Une interdiction devrait inciter les organismes à réfléchir sur de nouvelles formules de crédit moins addictives.

Si les banques ne jouent pas le jeu, est-il possible de réalimenter la distribution de prêts ?

Dans le cas d'une disparition du crédit revolving, ce sont d'abord les grandes surfaces alimentaires et les boutiques qui en ressentiront les effets. Ce type de crédit est beaucoup utilisé pour s'équiper (TV, informatique, électroménager etc.). Si les organismes de crédit refusent d'adapter leurs offres de prêt personnel à des montants plus faibles (en compensation de la suppression de la réserve d'argent), il sera impossible de leur Mettre un terme au credit renouvelable le couteau sous la gorge.
Si cela se produit, des mesures devront être mises en place pour trouver d'autres sources de financements.

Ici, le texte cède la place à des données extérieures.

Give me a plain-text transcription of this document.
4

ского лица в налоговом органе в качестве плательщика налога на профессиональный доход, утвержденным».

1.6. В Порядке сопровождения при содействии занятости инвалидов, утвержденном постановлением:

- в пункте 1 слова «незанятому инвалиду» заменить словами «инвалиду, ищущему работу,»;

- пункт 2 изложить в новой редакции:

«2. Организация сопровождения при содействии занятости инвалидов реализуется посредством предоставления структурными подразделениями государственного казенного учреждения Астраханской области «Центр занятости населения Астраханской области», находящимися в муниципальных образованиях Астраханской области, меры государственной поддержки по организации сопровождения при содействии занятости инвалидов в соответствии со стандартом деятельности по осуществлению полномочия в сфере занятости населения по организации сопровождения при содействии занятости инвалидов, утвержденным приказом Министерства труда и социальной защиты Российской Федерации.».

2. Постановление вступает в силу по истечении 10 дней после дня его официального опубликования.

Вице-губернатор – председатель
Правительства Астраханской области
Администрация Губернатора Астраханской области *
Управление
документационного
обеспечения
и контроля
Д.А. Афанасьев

Pour cela, il faudrait qu'une synergie se créée pour que puisse voir le jour une société de prêt intrinsèquement affiliée aux acteurs du commerce. À terme, l'objectif serait de proposer un crédit dédié à l'achat et dont le taux serait indexé sur celui du prêt personnel du marché (mais limité). Le contrôle pourrait être attribué à une agence nouvellement créée ou alors déléguée à une entreprise spécialisée en crédit à la consommation et les administrateurs auraient un large pouvoir de décision. Si la grande distribution et les syndicats de commerçants donnent leur accord pour prendre part à ce nouveau programme de micro-prêt personnel, chaque client aura la possibilité de réclamer une carte de paiement dédiée afin de régler ses achats (seulement si son dossier ait été approuvé par l'organisme). De cette manière, ceux qui participeront à ce système posséderont leur propre outil de financement.

La deuxième solution serait de financer les sites de crédit entre particuliers déjà en place, voire de créer une plateforme publique qui jouerait le rôle d'intermédiaire de confiance. En utilisant cette plateforme, les emprunteurs seraient invités à faire une simulation, puis une demande de prêt en direct. Après étude du dossier, les investisseurs décideraient (ou non) d'octroyer le crédit. La mise en ligne d'une telle plateforme est facilement réalisable au niveau technique. Toutefois, et pour une plus large adhésion du public à ce projet, une importante campagne marketing sera nécessaire.


La dernière idée : réussir à convaincre la Banque centrale d'injecter des fonds directement dans les organismes de crédit qui appartiennent à l’État. L'argument numéro un serait que les fonds soient immédiatement ré-injectés dans l'économie réelle et non pas utilisés dans une optique de spéculation.